In the morning, I go into her bedroom and she takes my hairy forearm against her face, almost as if to caress a blankie. Such intimacy would have freaked me out in the past, but now as the role reversal takes root, I am more inclined to feel the parental indulgence and affection for a needy child.
Yesterday we went down on the train to see her two best friends, retired expatriate French teachers all. We had a wonderful lunch, and as they sat down to do the NYTimes Crossword puzzle, I borrowed the car and spent a hour with my childhood friend Claudia, who was back visiting her parents in a nearby town. We had a delightful time and when I got back, I cracked the last of the unsolved clues in the puzzle.

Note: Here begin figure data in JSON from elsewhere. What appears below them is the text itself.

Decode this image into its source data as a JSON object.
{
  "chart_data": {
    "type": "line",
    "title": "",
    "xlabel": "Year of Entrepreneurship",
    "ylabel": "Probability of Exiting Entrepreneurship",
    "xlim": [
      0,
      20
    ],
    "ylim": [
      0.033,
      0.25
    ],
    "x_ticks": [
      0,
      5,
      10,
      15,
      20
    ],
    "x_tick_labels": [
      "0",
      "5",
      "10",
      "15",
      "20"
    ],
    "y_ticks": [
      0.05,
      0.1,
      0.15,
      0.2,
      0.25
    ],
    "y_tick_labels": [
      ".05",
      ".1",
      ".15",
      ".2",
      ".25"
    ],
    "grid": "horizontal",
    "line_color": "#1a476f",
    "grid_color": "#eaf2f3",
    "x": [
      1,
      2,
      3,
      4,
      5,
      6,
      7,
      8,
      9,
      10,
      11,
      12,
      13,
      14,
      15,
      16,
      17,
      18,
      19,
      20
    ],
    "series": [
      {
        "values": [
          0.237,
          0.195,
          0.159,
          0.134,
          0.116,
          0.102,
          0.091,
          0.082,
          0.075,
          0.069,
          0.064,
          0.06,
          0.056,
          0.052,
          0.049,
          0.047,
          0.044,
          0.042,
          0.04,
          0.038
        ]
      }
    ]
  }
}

This morning I helped her sort through mail. One of the hallmarks of my mother's condition (I still can't get myself to say "Alzheimer's" ) is a reduced capacity to analyze. You know how you sort through crap in the mail and in a split second know what's junk, what's important and what's in between? My mother tends to take every piece of paper seriously, always afraid she will throw out something urgent. A previously routine task has become fraught with implication.
Something very interesting just happened as I typed this. Another resident, the type I thought my mother would be like--energetic and funny and extroverted--just walked in and asked me to remove a tick from her ear with tweezers. Of course I complied. We then had a lovely conversation. I'm going to see if I can make her my Mom's new best friend.
A very busy 48 hours head. Probably won't see you until Wednesday.
MCO 2008

You know how people say to other people, "I know that I don't fully understand your pain, but I totally sympathize with how difficult this must be for you?" Well, I don't have to say it here because I totally get it. There is something childlike in my mother's dependence on me and yet she is fiercely stubborn and will occassionally anounce, like a petulant 2-year-old, "Let me do it myself!" My mother and I went through her mail during my visit on Saturday and she was as you describe with your mother, afraid that every scrap of paper held some important information that she had missed.
Enjoy your time with Garris. Relax and bask in the joy of being with someone who is totally into you.